- IMD Business School
Article

An innovation hotbed

IMD Professor Georges Haour on the rush to invest in China
4 min.
June 2016

We’ve seen many foreign investments in the digital scene of China.

Perhaps the largest recent example is with Uber’s Chinese competitor, Didi Chuxing (Didi for short). This privately-held company, headquartered in Beijing, recently raised $7.3 billion in funding with one billion coming directly from Apple. A young business, Didi was created in 2015 from two offshoots, one from Alibaba and the other from Tencent. This was around the time when Uber entered the Chinese market, but Didi having an 87% market share in China, is the dominant player. Operating in about 400 Chinese cities, Didi has some 1.4 million registered drivers with an objective to reach 10 million in 2019.

Digital innovation is at the heart of China’s economic transformation through innovation-led growth. And rightfully so. This is one of the theses of my recent book “Created in China; how China is becoming a global innovator.”

While investment in Didi showcases this, it is far from being the only move in that direction. Walt Disney has long been on a path to take of piece of the digital cake in China. While they’ve struggled through an environment of regulated airwaves, they finally are making new strides by changing strategy. While you may think the $5.5 billion investment for Disney’s Shanghai theme park, which opened earlier this month, is abandoning Disney’s original desires of capturing market share in digital entertainment, you’d be wrong.  China is the ultimate internet country. There are anywhere between 600 and 900 million internet users in China, depending on who you read. By planting an experience in China, Disney is banking on the social media and online buzz its park with create. And the theory goes, more respect for the real Disney experience means more respect for their digital intellectual property.

And Disney isn’t the only one planting roots to capture a piece of a growing digital market. Tesla Motors is soon rolling into China with $9 billion in investment to build a factory to meet local demands for their mobile savvy electronic vehicles.

French electric equipment and automation company Schneider Electric also recently announced it will invest in more small and medium-sized high-tech companies in China and has created a specialized investment fund to do so.

All of these companies and more are finding China to be a hotbed for innovation with a hungry digital consumer base that is jumping on products and services that align to their lifestyle.

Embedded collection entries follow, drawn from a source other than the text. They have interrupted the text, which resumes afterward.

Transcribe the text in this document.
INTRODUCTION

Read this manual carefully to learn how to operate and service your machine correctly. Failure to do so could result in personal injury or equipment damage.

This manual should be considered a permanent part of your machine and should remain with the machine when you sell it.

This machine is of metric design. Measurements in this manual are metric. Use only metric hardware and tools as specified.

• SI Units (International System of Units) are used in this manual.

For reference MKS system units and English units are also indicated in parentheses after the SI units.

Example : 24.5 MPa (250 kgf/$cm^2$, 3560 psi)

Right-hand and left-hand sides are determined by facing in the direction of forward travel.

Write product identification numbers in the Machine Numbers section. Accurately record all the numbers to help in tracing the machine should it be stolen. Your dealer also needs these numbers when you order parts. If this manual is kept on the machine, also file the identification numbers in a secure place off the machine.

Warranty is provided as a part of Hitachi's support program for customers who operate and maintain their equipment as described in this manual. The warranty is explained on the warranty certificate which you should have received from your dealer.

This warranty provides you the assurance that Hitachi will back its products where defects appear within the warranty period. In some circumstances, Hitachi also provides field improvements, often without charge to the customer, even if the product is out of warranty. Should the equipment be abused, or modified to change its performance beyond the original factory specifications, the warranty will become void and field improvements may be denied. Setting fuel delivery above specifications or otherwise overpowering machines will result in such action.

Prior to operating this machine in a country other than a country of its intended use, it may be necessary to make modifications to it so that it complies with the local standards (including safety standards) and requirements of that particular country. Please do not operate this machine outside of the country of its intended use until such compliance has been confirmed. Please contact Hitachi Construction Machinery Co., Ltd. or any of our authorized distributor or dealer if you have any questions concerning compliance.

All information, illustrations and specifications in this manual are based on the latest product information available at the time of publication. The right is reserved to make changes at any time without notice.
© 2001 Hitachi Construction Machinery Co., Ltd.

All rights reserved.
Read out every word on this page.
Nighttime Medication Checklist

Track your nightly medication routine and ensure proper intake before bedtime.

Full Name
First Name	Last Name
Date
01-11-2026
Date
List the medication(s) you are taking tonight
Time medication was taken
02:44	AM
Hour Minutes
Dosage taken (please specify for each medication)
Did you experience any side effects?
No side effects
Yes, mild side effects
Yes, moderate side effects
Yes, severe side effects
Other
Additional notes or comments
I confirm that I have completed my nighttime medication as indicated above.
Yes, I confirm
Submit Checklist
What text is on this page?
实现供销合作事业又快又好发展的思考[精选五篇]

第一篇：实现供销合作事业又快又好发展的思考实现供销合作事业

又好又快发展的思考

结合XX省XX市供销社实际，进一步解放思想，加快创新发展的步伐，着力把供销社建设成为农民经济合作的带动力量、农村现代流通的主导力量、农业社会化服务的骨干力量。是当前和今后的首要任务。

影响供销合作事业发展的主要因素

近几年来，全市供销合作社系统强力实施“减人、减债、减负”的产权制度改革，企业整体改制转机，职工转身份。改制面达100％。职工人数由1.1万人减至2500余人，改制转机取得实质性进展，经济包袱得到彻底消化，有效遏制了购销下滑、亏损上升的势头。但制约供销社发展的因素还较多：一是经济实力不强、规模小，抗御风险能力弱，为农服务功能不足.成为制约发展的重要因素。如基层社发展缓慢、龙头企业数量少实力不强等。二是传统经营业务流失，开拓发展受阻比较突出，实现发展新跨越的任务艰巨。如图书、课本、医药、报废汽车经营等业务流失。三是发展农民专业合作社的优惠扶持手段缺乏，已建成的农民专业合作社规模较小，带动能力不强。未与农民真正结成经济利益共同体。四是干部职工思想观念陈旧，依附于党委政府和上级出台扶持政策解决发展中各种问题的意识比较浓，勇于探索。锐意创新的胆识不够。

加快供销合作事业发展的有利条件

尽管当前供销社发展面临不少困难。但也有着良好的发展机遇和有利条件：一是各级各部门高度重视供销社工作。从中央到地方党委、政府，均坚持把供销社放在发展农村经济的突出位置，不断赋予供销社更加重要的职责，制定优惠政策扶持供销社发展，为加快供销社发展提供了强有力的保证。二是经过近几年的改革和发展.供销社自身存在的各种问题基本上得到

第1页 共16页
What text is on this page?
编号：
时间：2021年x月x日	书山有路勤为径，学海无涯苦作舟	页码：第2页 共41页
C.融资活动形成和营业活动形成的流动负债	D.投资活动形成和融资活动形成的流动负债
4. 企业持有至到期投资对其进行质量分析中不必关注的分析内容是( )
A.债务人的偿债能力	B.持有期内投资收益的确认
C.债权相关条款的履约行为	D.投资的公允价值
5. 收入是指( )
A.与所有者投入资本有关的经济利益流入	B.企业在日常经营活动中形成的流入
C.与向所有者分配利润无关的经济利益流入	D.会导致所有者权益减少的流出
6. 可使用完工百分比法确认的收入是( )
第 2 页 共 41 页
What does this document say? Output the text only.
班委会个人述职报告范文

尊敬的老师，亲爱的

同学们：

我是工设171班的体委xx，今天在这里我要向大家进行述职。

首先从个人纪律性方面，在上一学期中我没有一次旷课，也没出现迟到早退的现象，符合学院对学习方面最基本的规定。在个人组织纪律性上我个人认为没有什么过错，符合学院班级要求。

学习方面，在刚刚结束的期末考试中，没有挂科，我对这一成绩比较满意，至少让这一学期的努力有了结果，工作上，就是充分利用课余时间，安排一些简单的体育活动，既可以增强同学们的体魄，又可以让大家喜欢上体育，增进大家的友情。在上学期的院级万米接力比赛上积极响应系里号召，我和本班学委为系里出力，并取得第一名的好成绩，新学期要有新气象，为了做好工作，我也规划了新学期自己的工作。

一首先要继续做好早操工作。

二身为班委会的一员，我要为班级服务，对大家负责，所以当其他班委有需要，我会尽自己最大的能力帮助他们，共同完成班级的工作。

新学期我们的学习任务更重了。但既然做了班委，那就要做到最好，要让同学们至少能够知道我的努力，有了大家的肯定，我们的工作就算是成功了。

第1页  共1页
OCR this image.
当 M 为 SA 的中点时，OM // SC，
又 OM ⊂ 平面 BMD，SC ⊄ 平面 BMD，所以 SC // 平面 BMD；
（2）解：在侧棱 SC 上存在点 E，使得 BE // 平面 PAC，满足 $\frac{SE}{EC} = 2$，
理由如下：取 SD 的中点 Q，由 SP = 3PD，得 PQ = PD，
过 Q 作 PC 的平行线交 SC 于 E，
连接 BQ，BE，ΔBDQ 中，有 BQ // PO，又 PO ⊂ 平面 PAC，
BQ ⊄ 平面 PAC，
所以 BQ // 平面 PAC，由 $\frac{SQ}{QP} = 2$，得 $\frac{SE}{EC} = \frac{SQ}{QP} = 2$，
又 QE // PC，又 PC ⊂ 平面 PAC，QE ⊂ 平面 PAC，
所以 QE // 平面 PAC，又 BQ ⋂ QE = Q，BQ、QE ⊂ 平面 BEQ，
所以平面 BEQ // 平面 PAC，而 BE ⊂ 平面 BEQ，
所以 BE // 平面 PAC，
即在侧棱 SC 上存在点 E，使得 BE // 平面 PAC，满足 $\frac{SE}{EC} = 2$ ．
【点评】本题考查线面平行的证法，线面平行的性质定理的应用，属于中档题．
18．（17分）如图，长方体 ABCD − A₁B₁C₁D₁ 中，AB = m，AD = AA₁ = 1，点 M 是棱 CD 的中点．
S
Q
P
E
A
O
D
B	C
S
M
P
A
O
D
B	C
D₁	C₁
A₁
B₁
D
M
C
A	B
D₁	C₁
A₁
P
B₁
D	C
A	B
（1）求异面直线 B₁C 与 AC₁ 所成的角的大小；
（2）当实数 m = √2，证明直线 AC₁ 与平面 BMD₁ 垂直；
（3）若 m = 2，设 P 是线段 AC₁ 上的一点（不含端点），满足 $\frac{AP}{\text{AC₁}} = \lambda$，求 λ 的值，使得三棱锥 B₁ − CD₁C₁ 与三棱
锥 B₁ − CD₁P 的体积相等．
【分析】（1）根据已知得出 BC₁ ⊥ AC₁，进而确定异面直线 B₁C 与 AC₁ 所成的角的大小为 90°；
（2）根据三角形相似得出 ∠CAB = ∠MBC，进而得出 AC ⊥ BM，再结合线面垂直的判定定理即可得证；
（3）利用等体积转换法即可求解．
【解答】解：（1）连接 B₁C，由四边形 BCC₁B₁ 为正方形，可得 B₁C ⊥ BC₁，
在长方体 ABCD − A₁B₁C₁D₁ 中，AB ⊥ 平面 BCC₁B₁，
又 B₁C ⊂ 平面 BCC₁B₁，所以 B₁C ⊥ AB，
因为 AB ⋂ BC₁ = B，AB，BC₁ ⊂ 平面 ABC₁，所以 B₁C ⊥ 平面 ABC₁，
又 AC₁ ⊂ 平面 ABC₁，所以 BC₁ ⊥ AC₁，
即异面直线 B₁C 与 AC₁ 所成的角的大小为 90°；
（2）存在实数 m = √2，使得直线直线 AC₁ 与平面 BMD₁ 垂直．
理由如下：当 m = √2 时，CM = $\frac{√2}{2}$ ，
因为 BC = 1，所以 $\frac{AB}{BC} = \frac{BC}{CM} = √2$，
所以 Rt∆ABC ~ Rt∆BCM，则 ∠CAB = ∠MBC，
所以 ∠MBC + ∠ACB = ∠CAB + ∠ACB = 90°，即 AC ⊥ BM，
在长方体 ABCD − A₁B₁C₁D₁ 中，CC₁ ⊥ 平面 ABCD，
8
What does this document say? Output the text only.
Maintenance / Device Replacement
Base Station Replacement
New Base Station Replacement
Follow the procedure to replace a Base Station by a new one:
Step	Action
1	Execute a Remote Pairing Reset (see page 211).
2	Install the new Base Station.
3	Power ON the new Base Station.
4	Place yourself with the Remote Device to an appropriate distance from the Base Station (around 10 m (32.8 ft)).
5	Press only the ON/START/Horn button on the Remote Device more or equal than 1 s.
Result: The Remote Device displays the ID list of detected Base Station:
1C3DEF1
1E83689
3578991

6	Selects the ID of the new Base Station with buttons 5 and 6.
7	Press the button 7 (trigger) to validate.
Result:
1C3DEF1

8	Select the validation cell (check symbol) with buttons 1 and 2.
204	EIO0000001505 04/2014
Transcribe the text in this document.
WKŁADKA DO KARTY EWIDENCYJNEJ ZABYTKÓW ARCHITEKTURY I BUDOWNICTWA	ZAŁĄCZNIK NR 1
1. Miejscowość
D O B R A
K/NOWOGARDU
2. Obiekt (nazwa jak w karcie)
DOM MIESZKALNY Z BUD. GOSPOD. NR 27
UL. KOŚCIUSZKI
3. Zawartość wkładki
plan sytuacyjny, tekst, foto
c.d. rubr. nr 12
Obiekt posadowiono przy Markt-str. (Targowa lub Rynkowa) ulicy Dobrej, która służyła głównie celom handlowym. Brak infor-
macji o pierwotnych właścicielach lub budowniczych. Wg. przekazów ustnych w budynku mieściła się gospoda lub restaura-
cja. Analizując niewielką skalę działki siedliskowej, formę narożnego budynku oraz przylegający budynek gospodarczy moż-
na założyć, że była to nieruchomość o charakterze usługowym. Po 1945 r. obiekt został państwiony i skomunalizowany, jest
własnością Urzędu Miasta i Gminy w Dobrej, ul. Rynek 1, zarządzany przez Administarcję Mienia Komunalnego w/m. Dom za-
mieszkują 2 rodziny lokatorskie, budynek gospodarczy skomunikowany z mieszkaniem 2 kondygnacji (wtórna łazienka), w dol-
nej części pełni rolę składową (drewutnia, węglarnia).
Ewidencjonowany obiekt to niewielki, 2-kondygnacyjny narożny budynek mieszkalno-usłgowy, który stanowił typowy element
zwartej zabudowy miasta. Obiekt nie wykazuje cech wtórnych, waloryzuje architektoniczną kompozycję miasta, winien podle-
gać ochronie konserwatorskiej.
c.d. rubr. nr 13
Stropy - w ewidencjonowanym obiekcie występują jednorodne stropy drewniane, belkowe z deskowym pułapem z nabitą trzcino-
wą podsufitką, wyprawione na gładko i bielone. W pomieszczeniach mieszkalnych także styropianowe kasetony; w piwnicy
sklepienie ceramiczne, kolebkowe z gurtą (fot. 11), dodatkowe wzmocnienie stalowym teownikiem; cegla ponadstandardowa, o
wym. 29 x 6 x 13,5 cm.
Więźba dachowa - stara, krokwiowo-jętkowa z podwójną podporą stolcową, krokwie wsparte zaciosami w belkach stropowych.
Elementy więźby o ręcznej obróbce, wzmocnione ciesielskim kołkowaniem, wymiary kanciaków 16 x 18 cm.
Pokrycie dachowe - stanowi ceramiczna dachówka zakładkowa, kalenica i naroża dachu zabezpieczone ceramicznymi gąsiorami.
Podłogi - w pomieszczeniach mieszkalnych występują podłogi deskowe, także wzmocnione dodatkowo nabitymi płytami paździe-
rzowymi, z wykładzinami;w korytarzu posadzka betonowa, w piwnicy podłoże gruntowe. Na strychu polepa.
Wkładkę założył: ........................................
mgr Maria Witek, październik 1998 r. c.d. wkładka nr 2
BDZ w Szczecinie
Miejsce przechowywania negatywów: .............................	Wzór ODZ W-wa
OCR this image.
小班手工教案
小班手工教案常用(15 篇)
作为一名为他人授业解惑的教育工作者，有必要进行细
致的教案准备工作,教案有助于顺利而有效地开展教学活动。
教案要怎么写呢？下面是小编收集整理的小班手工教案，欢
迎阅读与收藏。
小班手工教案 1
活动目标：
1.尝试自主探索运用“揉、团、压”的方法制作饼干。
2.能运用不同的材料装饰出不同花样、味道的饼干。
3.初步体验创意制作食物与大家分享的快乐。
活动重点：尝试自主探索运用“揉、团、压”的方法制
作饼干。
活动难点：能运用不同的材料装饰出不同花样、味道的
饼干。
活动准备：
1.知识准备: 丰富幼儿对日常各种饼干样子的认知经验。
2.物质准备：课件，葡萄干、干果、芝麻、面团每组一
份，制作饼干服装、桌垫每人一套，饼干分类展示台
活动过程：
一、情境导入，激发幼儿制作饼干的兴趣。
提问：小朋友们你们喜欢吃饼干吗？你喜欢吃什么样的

It’s well known that China is the largest market for mobile internet in the world. And one of the most advanced, especially in terms of security and transactions. An estimated 400 million are already using mobile devices for payment transactions.

But with all the digital potential and reality, we must also ask, is this a good thing? The brave new world of the digital revolution does seem to present some drawbacks. Look at what the wild horse of the internet has done to the US political scene. In many ways, the internet is a tool to manipulate people’s emotions, not to transmit a message. Are Hillary Clinton’s boring old emails more of a security threat or a manipulation to judge her character? While the answer is obvious, propaganda will continue when weak spots emerge. As Marshall McLuhan used to say in the 1970s, “the medium is the message.” When it comes to digital and the internet, there will be no ultimate ploy to “contain China” (an awful expression), but those who are willing to role with the punches are going to be the winners in investment and innovation.

IMD Professor Georges Haour is author of “Created in China; how China is becoming a global innovator” (Bloomsbury, London 2016).